The adage “money begets money” is being given a twist in the world of decentralised finance. Here, people can make cryptocurrencies by creating cryptocurrencies. It’s a process called “staking” that promises eye watering interest rates – if you can stomach the inevitable risks that come with it.

Cryptocurrencies run on blockchains that rely on their users to validate the transactions that are carried out on them. Transaction validators are rewarded with a batch of freshly minted cryptocurrencies that happen to run on that blockchain.

Some blockchains (not bitcoin) require validators to stump up a “stake” of cryptocurrencies as a form of deposit. Lazy or malicious validators can be fined for sloppy service – or lose their deposit (stake) altogether if they prove to be bad actors.

The rewards can be lucrative – easily 5% or even into double figures.

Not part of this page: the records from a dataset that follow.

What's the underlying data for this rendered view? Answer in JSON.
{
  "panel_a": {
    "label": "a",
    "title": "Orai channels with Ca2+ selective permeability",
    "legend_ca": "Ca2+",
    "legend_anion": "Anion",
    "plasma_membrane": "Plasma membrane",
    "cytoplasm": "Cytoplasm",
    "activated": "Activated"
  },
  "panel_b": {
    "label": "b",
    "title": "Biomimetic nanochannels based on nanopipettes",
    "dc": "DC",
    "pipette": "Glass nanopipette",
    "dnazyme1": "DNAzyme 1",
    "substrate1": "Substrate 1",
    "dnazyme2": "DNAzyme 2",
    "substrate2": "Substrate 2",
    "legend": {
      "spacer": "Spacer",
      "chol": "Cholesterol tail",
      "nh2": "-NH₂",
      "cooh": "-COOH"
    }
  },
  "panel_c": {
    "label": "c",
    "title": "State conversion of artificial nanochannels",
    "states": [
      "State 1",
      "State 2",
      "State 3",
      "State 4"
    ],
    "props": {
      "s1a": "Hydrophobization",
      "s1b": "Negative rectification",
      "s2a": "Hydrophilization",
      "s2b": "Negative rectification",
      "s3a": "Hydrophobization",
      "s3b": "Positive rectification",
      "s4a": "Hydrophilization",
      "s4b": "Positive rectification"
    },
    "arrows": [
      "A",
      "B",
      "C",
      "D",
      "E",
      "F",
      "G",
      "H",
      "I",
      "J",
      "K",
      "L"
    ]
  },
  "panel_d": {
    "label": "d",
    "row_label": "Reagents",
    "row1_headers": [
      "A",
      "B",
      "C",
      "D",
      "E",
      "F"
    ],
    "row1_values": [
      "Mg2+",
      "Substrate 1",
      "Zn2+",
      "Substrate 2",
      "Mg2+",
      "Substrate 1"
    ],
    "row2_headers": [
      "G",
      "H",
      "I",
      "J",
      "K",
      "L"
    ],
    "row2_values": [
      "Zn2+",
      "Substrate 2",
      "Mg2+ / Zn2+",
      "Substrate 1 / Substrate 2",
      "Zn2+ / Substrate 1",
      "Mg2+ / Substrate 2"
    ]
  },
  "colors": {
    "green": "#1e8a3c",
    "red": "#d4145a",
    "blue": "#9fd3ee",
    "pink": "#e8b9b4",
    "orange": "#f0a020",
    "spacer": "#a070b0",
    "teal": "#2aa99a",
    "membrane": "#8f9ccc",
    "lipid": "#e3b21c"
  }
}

But there are risks. Rewards vary depending on how many other validators you are competing with and a range of other factors. If the cryptocurrency you have locked up as a stake dives in value, there’s no way to sell out fast.   

Validating transactions on a blockchain is hardly child’s play. It requires know-how and specialist computer hardware and software. So it’s no surprise that crypto financial firms have stepped in to provide “staking as a service” – taking care of the complicated stuff for a fee.

Switzerland’s Sygnum bank, for example, helps clients stake Tezos coins on the Tezos blockchain. But even Sygnum needs a helping hand to do this. The licensed bank has turned to Swiss crypto specialists Taurus, which has a direct connection to Tezos.


Taurus says it provides staking services to other clients, including private banks, without naming names.

The staking business appears to be taking off. Bitcoin Suisse, a financial services firm that is applying for a Swiss banking license, says staking as a service accounted for 3% of its revenues so far this year, rising to 6% of total income in the third quarter.

And now everyone is getting excited about a new version of the Ethereum blockchain – imaginatively entitled Ethereum 2.0. Ethereum is the second largest blockchain behind bitcoin. The upgraded version reached a milestone on December 1 when would-be validators staked enough ETH tokens (the cryptocurrency that runs on the Ethereum blockchain) to get the ball rolling.

Bitcoin Suisse says that its staking as a service clients pledged 87,000 ETH tokens – a sum equivalent to $51 million (CHF46 million). That equates to around 17% of the 524,288 tokens needed to get the blockchain off the ground.

Shirts to be won and lost

True to the experimental nature of blockchain and digital assets, no-one quite knows how this new business stream will pan out in future – or how many shirts may get lost on the way. Unscrupulous hackers, bugs and charlatans lurk in the back streets of decentralised finance waiting to pounce on the unwary.

But the space is also attracting a growing number of institutional investors, large funds and family offices who are streetwise in the ways of finance. They are betting that cryptocurrencies are here to stay and will increase in value. If they have got it right, their punt may well beget a handy return.